28 November 2012

Lessons from the Lavatory



Well, my flight today started off kind of like that, except, instead of the throttle, this time, it was the toilets!

I've logged my fair share of flight miles . . . and even more in the past six months!  I have my own chronicles of in-air (and not-yet-off-the-ground) misadventures . . . I was once on my way to Australia when we were rerouted to Hawaii and then turned around and sent back to LA . . . one time, I got stuck in Casablanca when the inbound flight 'disappeared from the radar' . . . I was once sound asleep when my plane landed in Ouagadougou to drop off some passengers and I began to disembark thinking we had already reached our final destination . . . once, my flight was next in line for take off when the pilot pulled the plane over on the side of the tarmac, where we sat for an hour because a passenger in first-class was concerned about the dog she stowed in the luggage bay.

With travel, comes good stories.

But today, was a first!

Having already left the gate and begun our taxi, we suddenly stopped.

And then we sat.

For 45 minutes.

Finally the pilot came over the loud speaker to inform us that the lavatories were out of order and therefore we could not take off.

It's true, I don't know much about flying a plane . . . Captain Ed taught me that take-off is optional, but landing is mandatory . . . I know that there are no road signs, only instruments on the dashboard telling us where to go . . . and I'm fairly certain that as long as the nose of the plane stays between the wings, we're doing something right. 

What I didn't know is that there is clearly an essential relationship between the turbines and the toilets.  Or maybe it's the lavatory and the landing gear.  

Which didn't make sense, because SIMAir flies all the time without a potty. 

Regardless, we couldn't take off.

Sitting back at the gate where we had shoved off an hour prior, I began to chuckle at the thought of the necessity of functioning bathrooms for a flight.

But the truth is, they are in the plane for a reason . . . kind of like the seat-back-tables, emergency exits, beverage carts, and oxygen masks.  Some parts are for our comfort, others for our safety.  

When I'm scheduled for a long-haul flight, I often go online and check out the in-flight entertainment . . . I want to know which movies will be available in order to know which books to pack in my carry-on.  I never, EVER check out where the exit rows are (unless I'm hoping to move my seat for some extra leg room).  Not because they aren't essential, but because I don't think about them.

And sitting there waiting for our john's to get their act together, I began to think about the parallel with the Church . . . and Paul's letter about how each of us are essential.  Instead of airplane parts, he uses a more cultural-context-appropriate example of the human body.  He reminds us that the eyes and the hands are different . . . they are made of different types of tissue and have unique functions . . . but both are needed.  And in the body of Christ, everyone has an important role!

When inflight, the captain doesn't think about the loo . . . he's locked in his cockpit . . . he's concerned with his engines and instruments.  But for those of us in the way-back, of course those are important to us, but we don't think about them!  We don't concern ourselves with the working-order of the whole, we think about the arm-rest-earphone-jack and the close-the-lid-then-flush cans in the back.

Even the soap has a most important function!

But could you imagine if instead of the ear and foot, Paul had actually written: The auto-pilot cannot say to the lavatory 'I don't need you!' and the the landing gear cannot say to the beverage cart 'I don't need you!' On the contrary!!  Those parts of the plane that seem to be weaker are indispensable!

No, that would just be silly.



5 comments:

Leah said...

But wait...so where DO the pilots go to the bathroom?
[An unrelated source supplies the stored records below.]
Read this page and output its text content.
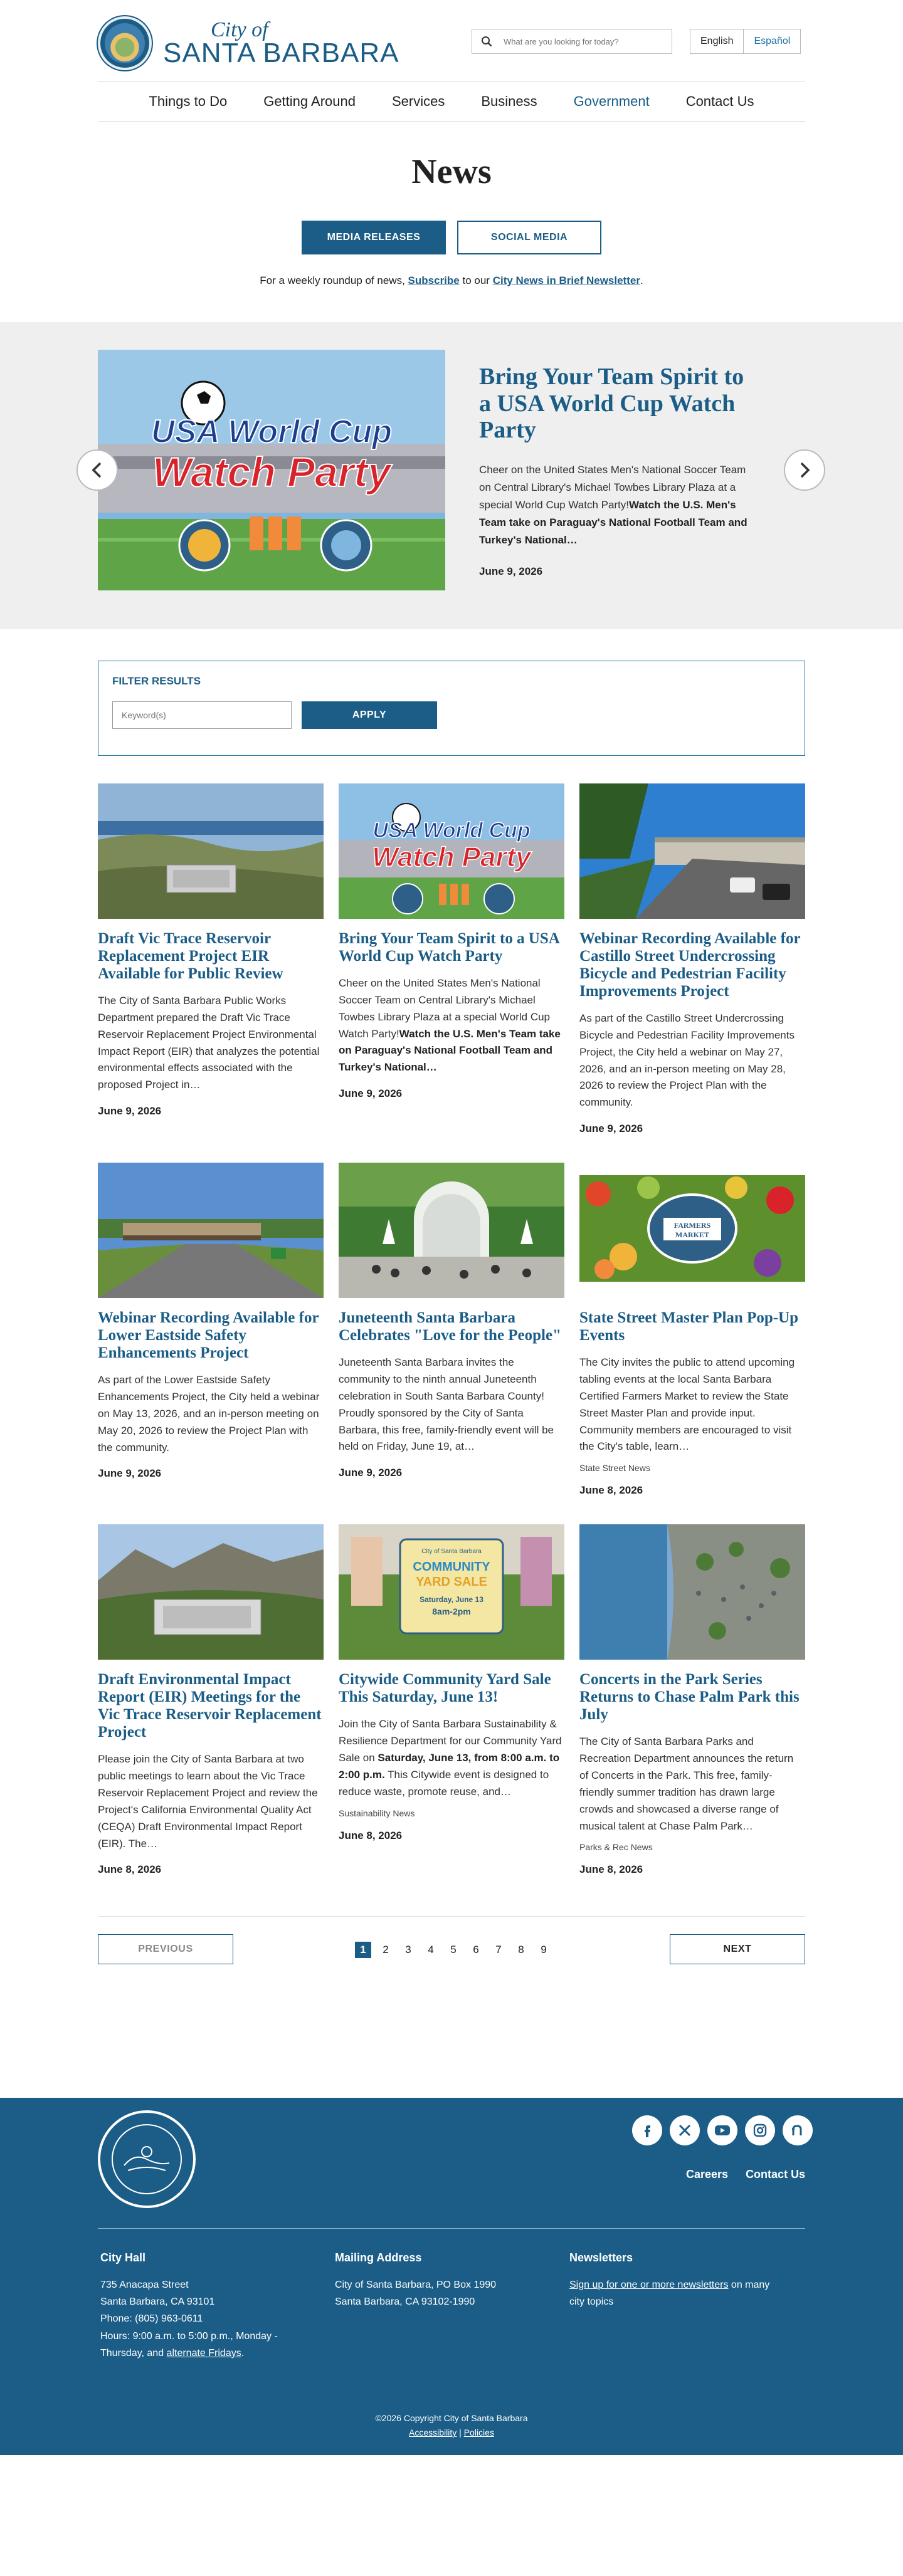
City of
SANTA BARBARA
What are you looking for today?	English	Español
Things to Do	Getting Around	Services	Business	Government	Contact Us
News
MEDIA RELEASES	SOCIAL MEDIA

For a weekly roundup of news, Subscribe to our City News in Brief Newsletter.

USA World Cup
Watch Party
Bring Your Team Spirit to a USA World Cup Watch Party

Cheer on the United States Men's National Soccer Team on Central Library's Michael Towbes Library Plaza at a special World Cup Watch Party!Watch the U.S. Men's Team take on Paraguay's National Football Team and Turkey's National…

June 9, 2026

FILTER RESULTS
Keyword(s)
APPLY
Draft Vic Trace Reservoir Replacement Project EIR Available for Public Review

The City of Santa Barbara Public Works Department prepared the Draft Vic Trace Reservoir Replacement Project Environmental Impact Report (EIR) that analyzes the potential environmental effects associated with the proposed Project in…

June 9, 2026

USA World Cup
Watch Party
Bring Your Team Spirit to a USA World Cup Watch Party

Cheer on the United States Men's National Soccer Team on Central Library's Michael Towbes Library Plaza at a special World Cup Watch Party!Watch the U.S. Men's Team take on Paraguay's National Football Team and Turkey's National…

June 9, 2026

Webinar Recording Available for Castillo Street Undercrossing Bicycle and Pedestrian Facility Improvements Project

As part of the Castillo Street Undercrossing Bicycle and Pedestrian Facility Improvements Project, the City held a webinar on May 27, 2026, and an in-person meeting on May 28, 2026 to review the Project Plan with the community.

June 9, 2026

Webinar Recording Available for Lower Eastside Safety Enhancements Project

As part of the Lower Eastside Safety Enhancements Project, the City held a webinar on May 13, 2026, and an in-person meeting on May 20, 2026 to review the Project Plan with the community.

June 9, 2026

Juneteenth Santa Barbara Celebrates "Love for the People"

Juneteenth Santa Barbara invites the community to the ninth annual Juneteenth celebration in South Santa Barbara County! Proudly sponsored by the City of Santa Barbara, this free, family-friendly event will be held on Friday, June 19, at…

June 9, 2026

FARMERS
MARKET
State Street Master Plan Pop-Up Events

The City invites the public to attend upcoming tabling events at the local Santa Barbara Certified Farmers Market to review the State Street Master Plan and provide input. Community members are encouraged to visit the City's table, learn…

State Street News

June 8, 2026

Draft Environmental Impact Report (EIR) Meetings for the Vic Trace Reservoir Replacement Project

Please join the City of Santa Barbara at two public meetings to learn about the Vic Trace Reservoir Replacement Project and review the Project's California Environmental Quality Act (CEQA) Draft Environmental Impact Report (EIR). The…

June 8, 2026

City of Santa Barbara
COMMUNITY
YARD SALE
Saturday, June 13
8am-2pm
Citywide Community Yard Sale This Saturday, June 13!

Join the City of Santa Barbara Sustainability & Resilience Department for our Community Yard Sale on Saturday, June 13, from 8:00 a.m. to 2:00 p.m. This Citywide event is designed to reduce waste, promote reuse, and…

Sustainability News

June 8, 2026

Concerts in the Park Series Returns to Chase Palm Park this July

The City of Santa Barbara Parks and Recreation Department announces the return of Concerts in the Park. This free, family-friendly summer tradition has drawn large crowds and showcased a diverse range of musical talent at Chase Palm Park…

Parks & Rec News

June 8, 2026

PREVIOUS	1	2	3	4	5	6	7	8	9	NEXT
Careers Contact Us
City Hall
735 Anacapa Street
Santa Barbara, CA 93101
Phone: (805) 963-0611
Hours: 9:00 a.m. to 5:00 p.m., Monday - Thursday, and alternate Fridays.
Mailing Address
City of Santa Barbara, PO Box 1990
Santa Barbara, CA 93102-1990
Newsletters
Sign up for one or more newsletters on many city topics
©2026 Copyright City of Santa Barbara
Accessibility | Policies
I mean, can they really hold it on those transatlantic flights? Do they share with the first class passengers?

Deb. said...

I always figured they had their own private port-a-potty . . . either that or an empty Coke bottle. Cause I'm pretty sure those first-classers don't share their stall with the help!

yo momma said...

Who woulda' thought!

Helena M. Falcon said...

Great story! I think in general, even without us realizing, everything (and everyone) has a place in this universe to complete the divine order. We all just need each other, and lavatories too, of course! Loved your story! :)

John said...

I think you should do your own translation of the Bible, like a remixed version of The Message.